Uma TBR alta indica menor atenção, enquanto uma TBR baixa indica um estado mais focado. Os cães com a mutação no Shank3 apresentaram uma TBR mais alta, sugerindo atenção prejudicada. Esse resultado é semelhante ao encontrado em crianças com TEA e TDAH, que também mostram TBR mais alta em estado de repouso, em comparação com crianças com desenvolvimento típico.


Atualmente, existem poucos tratamentos eficazes que abordem diretamente as dificuldades sociais, que são o principal sintoma do TEA. No entanto, os psicodélicos, conhecidos por seus efeitos alucinógenos, estão sendo revisados na pesquisa científica moderna, após estudos pioneiros do século 20.


Um exemplo é o LSD (dietilamida do ácido lisérgico), que, em estudos recentes, mostrou potencial para aumentar a sociabilidade, a empatia e os níveis de ocitocina, um neuropeptídeo relacionado ao comportamento social. 


Para investigar se o LSD tem efeito na sincronização da atividade cerebral entre humanos e cães, os pesquisadores administraram doses específicas de LSD em cães com mutações no gene Shank3.


Após o tratamento, esses cães apresentaram um aumento significativo na correlação da atividade cerebral entre eles e os humanos, especialmente nas áreas dos lobos frontal e parietal, que são regiões do cérebro associadas à interação social e que geralmente apresentam atividade reduzida em indivíduos com TEA.

Além disso, esse aumento na sincronização cerebral foi progressivo ao longo de cinco dias de observação após o tratamento, sugerindo que o LSD pode ter um efeito duradouro na melhoria da comunicação neural em interações sociais.


Esses resultados indicam que o LSD pode influenciar positivamente os déficits sociais observados em distúrbios como o TEA, pelo menos em um modelo animal como os cães mutantes Shank3.

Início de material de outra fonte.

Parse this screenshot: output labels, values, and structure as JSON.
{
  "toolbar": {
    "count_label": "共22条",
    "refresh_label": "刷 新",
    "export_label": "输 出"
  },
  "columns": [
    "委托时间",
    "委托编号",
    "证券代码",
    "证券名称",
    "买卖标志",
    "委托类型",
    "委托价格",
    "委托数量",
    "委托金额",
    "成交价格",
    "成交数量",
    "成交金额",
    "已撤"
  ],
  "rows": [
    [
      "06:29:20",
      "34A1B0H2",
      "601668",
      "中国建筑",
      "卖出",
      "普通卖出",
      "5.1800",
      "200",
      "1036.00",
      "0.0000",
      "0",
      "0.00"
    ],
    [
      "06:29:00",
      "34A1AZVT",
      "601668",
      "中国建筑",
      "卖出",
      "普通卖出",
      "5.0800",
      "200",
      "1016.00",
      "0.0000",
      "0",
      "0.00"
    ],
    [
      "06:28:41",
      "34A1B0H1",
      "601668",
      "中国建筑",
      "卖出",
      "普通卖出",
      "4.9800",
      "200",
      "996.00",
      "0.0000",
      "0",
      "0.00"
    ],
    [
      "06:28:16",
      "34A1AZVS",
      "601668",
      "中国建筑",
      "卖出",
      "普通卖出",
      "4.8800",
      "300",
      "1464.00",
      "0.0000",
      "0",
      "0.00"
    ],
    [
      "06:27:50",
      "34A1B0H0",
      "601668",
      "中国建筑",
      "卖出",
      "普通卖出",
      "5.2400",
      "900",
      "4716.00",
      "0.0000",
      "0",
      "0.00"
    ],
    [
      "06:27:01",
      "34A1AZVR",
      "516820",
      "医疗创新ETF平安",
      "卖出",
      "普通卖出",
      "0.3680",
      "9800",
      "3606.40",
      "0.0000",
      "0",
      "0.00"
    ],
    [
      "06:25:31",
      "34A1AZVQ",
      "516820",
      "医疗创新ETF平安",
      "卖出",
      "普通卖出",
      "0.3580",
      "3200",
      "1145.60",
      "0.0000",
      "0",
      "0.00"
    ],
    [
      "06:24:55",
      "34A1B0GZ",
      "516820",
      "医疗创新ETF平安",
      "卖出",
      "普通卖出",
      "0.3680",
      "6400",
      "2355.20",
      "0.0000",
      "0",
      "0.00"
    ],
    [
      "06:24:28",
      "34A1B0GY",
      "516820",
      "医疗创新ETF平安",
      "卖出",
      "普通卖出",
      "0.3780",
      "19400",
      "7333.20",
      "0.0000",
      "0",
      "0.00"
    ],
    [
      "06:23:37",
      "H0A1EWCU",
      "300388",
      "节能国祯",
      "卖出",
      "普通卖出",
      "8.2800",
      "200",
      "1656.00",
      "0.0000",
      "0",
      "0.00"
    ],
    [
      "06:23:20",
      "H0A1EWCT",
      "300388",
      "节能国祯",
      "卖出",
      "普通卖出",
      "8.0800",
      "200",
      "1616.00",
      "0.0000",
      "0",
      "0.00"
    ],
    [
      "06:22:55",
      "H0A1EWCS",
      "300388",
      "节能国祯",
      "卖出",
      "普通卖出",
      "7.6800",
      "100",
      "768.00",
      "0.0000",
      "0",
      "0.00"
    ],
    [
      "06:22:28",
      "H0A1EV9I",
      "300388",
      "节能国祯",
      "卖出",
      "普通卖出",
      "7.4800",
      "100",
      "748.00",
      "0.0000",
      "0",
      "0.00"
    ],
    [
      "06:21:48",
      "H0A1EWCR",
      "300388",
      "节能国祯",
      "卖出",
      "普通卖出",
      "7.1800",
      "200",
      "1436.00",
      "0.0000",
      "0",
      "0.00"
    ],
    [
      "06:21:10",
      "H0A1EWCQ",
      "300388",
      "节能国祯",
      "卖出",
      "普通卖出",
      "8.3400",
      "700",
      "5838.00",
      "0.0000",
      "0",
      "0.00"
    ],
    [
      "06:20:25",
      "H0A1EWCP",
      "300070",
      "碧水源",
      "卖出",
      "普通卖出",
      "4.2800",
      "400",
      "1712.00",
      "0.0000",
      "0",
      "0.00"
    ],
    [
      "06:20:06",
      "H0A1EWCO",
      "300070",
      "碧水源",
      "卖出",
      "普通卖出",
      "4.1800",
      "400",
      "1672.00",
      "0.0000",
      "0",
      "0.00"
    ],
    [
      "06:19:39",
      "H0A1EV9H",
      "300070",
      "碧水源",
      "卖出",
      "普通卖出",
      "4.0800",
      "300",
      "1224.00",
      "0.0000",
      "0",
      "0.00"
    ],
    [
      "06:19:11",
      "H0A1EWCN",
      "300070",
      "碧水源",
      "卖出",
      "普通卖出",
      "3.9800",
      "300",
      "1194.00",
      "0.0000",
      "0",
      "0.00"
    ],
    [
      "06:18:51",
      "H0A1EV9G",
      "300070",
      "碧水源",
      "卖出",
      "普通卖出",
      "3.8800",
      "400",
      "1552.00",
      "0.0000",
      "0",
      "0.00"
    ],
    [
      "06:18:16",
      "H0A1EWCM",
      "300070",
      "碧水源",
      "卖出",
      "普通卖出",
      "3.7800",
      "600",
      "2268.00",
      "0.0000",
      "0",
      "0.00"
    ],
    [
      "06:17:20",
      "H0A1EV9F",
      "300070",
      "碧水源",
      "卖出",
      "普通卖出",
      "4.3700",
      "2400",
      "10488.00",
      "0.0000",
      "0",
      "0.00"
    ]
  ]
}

“Há duas implicações do presente estudo: uma é que a sincronização intercerebral interrompida pode ser usada como um biomarcador para o autismo, e a outra é que o LSD ou seus derivados podem melhorar os sintomas sociais do autismo”, disse o autor correspondente Yong Q. Zhang, PhD, da Academia Chinesa de Ciências, em Pequim.



LEIA MAIS:


Disrupted Human–Dog Interbrain Neural Coupling in Autism-Associated Shank3 Mutant Dogs

Wei Ren, Shan Yu, Kun Guo, Chunming Lu, Yong Q. Zhang

Advanced Science. 2024.  doi.org/10.1002/advs.202402493


Abstract:


Dogs interact with humans effectively and intimately. However, the neural underpinnings for such interspecies social communication are not understood. It is known that interbrain activity coupling, i.e., the synchronization of neural activity between individuals, represents the neural basis of social interactions. Here, previously unknown cross-species interbrain activity coupling in interacting human–dog dyads is reported. By analyzing electroencephalography signals from both dogs and humans, it is found that mutual gaze and petting induce interbrain synchronization in the frontal and parietal regions of the human–dog dyads, respectively. The strength of the synchronization increases with growing familiarity of the human–dog dyad over five days, and the information flow analysis suggests that the human is the leader while the dog is the follower during human–dog interactions. Furthermore, dogs with Shank3 mutations, which represent a promising complementary animal model of autism spectrum disorders (ASD), show a loss of interbrain coupling and reduced attention during human–dog interactions. Such abnormalities are rescued by the psychedelic lysergic acid diethylamide (LSD). The results reveal previously unknown interbrain synchronizations within an interacting human–dog dyad which may underlie the interspecies communication, and suggest a potential of LSD for the amelioration of social impairment in patients with ASD.